Sweet SupervisionCady E. Barbour, M.A., LAPC, NCC

Section VI

On Keeping the Note

If it isn't written down, it didn't happen. Accurate supervision notes protect the client, the supervisee, and the supervisor — in that order.

Open journal and pen on a warm paper surface
Fig. 2 — The Working Journal

The supervision case note is the visible record of a largely invisible practice. It documents what was discussed, what was decided, what was learned, and what was left undone. It is the artifact that lets a future clinician, a licensing board, or a court reconstruct what a supervisor actually did — not what they meant to do.

I write my note within 24 hours of the session, while affect and detail are still available. The note names client cases discussed in de-identified form, documents any risk conversation and its resolution, records feedback given and received, and states the plan for the coming week. Where a supervisee's development is a concern, I note it in the moment — not for the first time in a summative evaluation.

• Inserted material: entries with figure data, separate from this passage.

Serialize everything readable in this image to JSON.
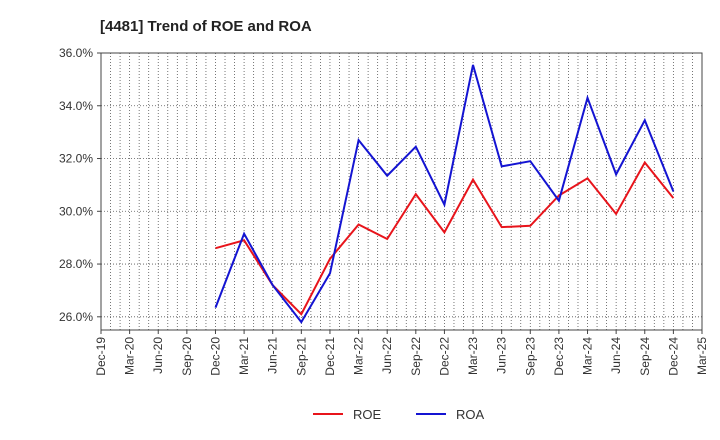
{
  "chart_data": {
    "type": "line",
    "title": "[4481]  Trend of ROE and ROA",
    "xlabel": "",
    "ylabel": "",
    "x": [
      "Dec-19",
      "Mar-20",
      "Jun-20",
      "Sep-20",
      "Dec-20",
      "Mar-21",
      "Jun-21",
      "Sep-21",
      "Dec-21",
      "Mar-22",
      "Jun-22",
      "Sep-22",
      "Dec-22",
      "Mar-23",
      "Jun-23",
      "Sep-23",
      "Dec-23",
      "Mar-24",
      "Jun-24",
      "Sep-24",
      "Dec-24",
      "Mar-25"
    ],
    "ylim": [
      25.5,
      36.0
    ],
    "yticks": [
      26.0,
      28.0,
      30.0,
      32.0,
      34.0,
      36.0
    ],
    "ytick_labels": [
      "26.0%",
      "28.0%",
      "30.0%",
      "32.0%",
      "34.0%",
      "36.0%"
    ],
    "grid": true,
    "legend_position": "bottom",
    "series": [
      {
        "name": "ROE",
        "color": "#e8141b",
        "values": [
          null,
          null,
          null,
          null,
          28.6,
          28.9,
          27.2,
          26.1,
          28.2,
          29.5,
          28.95,
          30.65,
          29.2,
          31.2,
          29.4,
          29.45,
          30.6,
          31.25,
          29.9,
          31.85,
          30.5,
          null
        ]
      },
      {
        "name": "ROA",
        "color": "#1414d2",
        "values": [
          null,
          null,
          null,
          null,
          26.35,
          29.15,
          27.2,
          25.8,
          27.65,
          32.7,
          31.35,
          32.45,
          30.25,
          35.55,
          31.7,
          31.9,
          30.4,
          34.3,
          31.4,
          33.45,
          30.75,
          null
        ]
      }
    ]
  }
}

Notes live on an encrypted, access-controlled system and are retained for the period required by Georgia rule and the setting's records policy. The supervisee has the right to see their own notes and does — on request and at each formal review.

§11

A Sample Note

Supervisee: J.M., LAPC (initials)Date: 04 March 2026Session: #12 · Individual · 60 minModality: In-person
Cases discussed
Client A (adult, GAD); Client B (adolescent, family conflict, low-lethality SI screen).
Focus areas
Suicide risk assessment with Client B; treatment planning for Client A; countertransference around parent contact.
Interventions used
Reviewed recorded segment (Client A, 11-min); role-played C-SSRS with Client B script; conceptual intervention (IDM) around supervisee's reactivity to Client B's mother.
Risk / ethical items
Client B: no plan/intent/means; safety plan reviewed and documented in client chart. No mandated reports required. No boundary concerns.
Feedback given
Strength: warmth, pacing with Client A. Growth edge: pursuing risk with Client B beyond first "no." Modeled follow-up prompts.
Supervisee response
Received feedback openly; identified anxiety about the parent contact. Agreed to consult prior to the next session.
Plan for next week
Submit updated treatment plan for Client A; bring 10-min segment from Client B session; review Georgia mandated-reporting timelines.
Alliance check
Brief WAI-S check verbally: supervisee reports high alliance; no ruptures noted.